According to a statement from the organization on Tuesday, the Federal Trade Commission announced that online retailer Fashion Nova would reportedly have to pay $4.2 million for barring negative reviews of its products from being posted on its website. This is the first time the FTC has challenged a company for refusing to post negative reviews.
Fashion Nova was accused of removing negative reviews with less than four out of five stars from late 2015 to November 2019. Additionally, the FTC stated that the clothing brand used a third-party online product review management system to automatically boost positive ratings while filtering out negative ratings to the company’s approval, Essence reported.
In the press release, the organization said, “Suppressing a product’s negative reviews deprives consumers of potentially useful information and artificially inflates the product’s average star rating.” As a result, the retailer will post all customer reviews under sold products on the website as part of the settlement.

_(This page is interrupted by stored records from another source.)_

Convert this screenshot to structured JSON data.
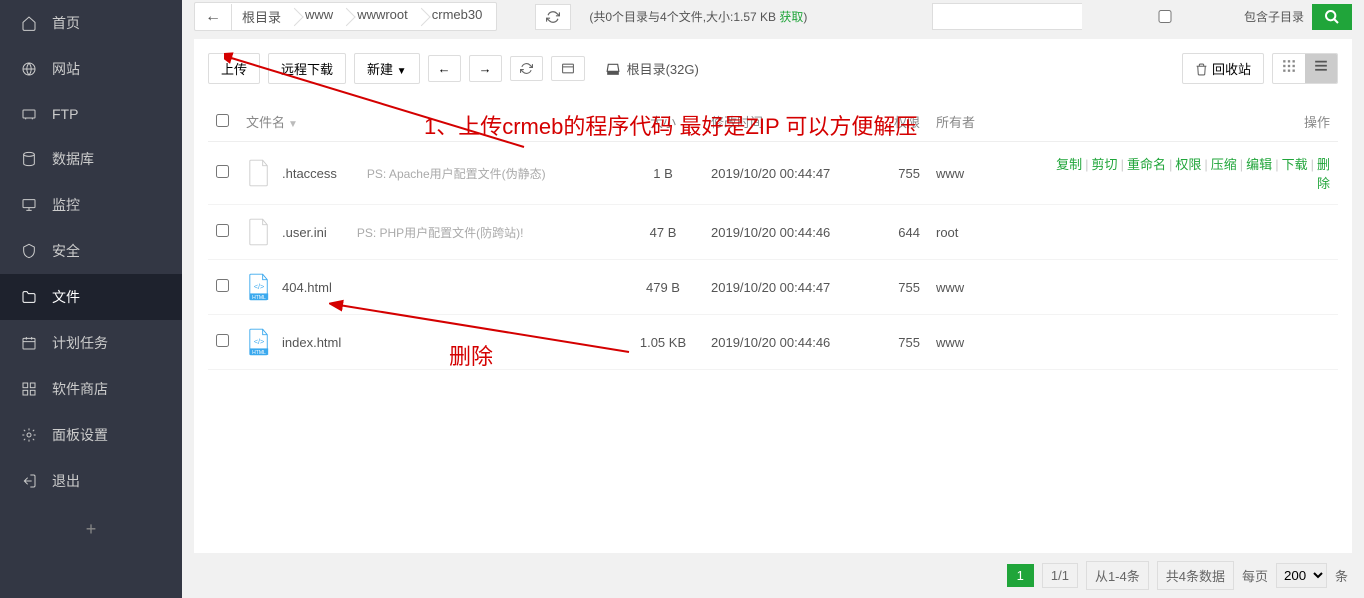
{
  "sidebar": {
    "items": [
      {
        "label": "首页",
        "icon": "home-icon"
      },
      {
        "label": "网站",
        "icon": "globe-icon"
      },
      {
        "label": "FTP",
        "icon": "ftp-icon"
      },
      {
        "label": "数据库",
        "icon": "database-icon"
      },
      {
        "label": "监控",
        "icon": "monitor-icon"
      },
      {
        "label": "安全",
        "icon": "shield-icon"
      },
      {
        "label": "文件",
        "icon": "folder-icon",
        "active": true
      },
      {
        "label": "计划任务",
        "icon": "calendar-icon"
      },
      {
        "label": "软件商店",
        "icon": "apps-icon"
      },
      {
        "label": "面板设置",
        "icon": "gear-icon"
      },
      {
        "label": "退出",
        "icon": "logout-icon"
      }
    ]
  },
  "breadcrumb": [
    "根目录",
    "www",
    "wwwroot",
    "crmeb30"
  ],
  "summary": {
    "prefix": "(共0个目录与4个文件,大小:1.57 KB ",
    "get": "获取",
    "suffix": ")"
  },
  "search": {
    "placeholder": "",
    "subdir_label": "包含子目录"
  },
  "toolbar": {
    "upload": "上传",
    "remote": "远程下载",
    "new": "新建",
    "recycle": "回收站"
  },
  "disk": {
    "label": "根目录(32G)"
  },
  "table": {
    "headers": {
      "name": "文件名",
      "size": "大小",
      "mtime": "修改时间",
      "perm": "权限",
      "owner": "所有者",
      "action": "操作"
    },
    "rows": [
      {
        "name": ".htaccess",
        "desc": "PS: Apache用户配置文件(伪静态)",
        "type": "file",
        "size": "1 B",
        "mtime": "2019/10/20 00:44:47",
        "perm": "755",
        "owner": "www",
        "show_actions": true
      },
      {
        "name": ".user.ini",
        "desc": "PS: PHP用户配置文件(防跨站)!",
        "type": "file",
        "size": "47 B",
        "mtime": "2019/10/20 00:44:46",
        "perm": "644",
        "owner": "root",
        "show_actions": false
      },
      {
        "name": "404.html",
        "desc": "",
        "type": "html",
        "size": "479 B",
        "mtime": "2019/10/20 00:44:47",
        "perm": "755",
        "owner": "www",
        "show_actions": false
      },
      {
        "name": "index.html",
        "desc": "",
        "type": "html",
        "size": "1.05 KB",
        "mtime": "2019/10/20 00:44:46",
        "perm": "755",
        "owner": "www",
        "show_actions": false
      }
    ],
    "actions": [
      "复制",
      "剪切",
      "重命名",
      "权限",
      "压缩",
      "编辑",
      "下载",
      "删除"
    ]
  },
  "pagination": {
    "current": "1",
    "total": "1/1",
    "range": "从1-4条",
    "count": "共4条数据",
    "perpage_label": "每页",
    "perpage": "200",
    "unit": "条"
  },
  "annotations": [
    {
      "text": "1、上传crmeb的程序代码 最好是ZIP 可以方便解压"
    },
    {
      "text": "删除"
    }
  ]
}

Terry Fahn, a spokesman for Fashion Nova, said in an email statement that the allegations were “inaccurate” and that the company feels “highly confident that it would have won in court and only agreed to settle the case to avoid the distraction and legal fees that it would incur in litigation, The New York Times reported. “At one point in time, the company inadvertently failed to complete this process given certain resource constraints during a period of rapid growth,” she continued.
Though Fashion Nova is the first company to be fined for removing negative reviews, the FTC has notified more than 700 businesses in October for posting fake reviews on their websites.
In April 2020, Fashion Nova paid $9.3 million after not allowing customers to cancel their orders when they weren’t delivered on time. The company was also fined for providing illegal gift cards to customers instead of refunds when orders failed to ship.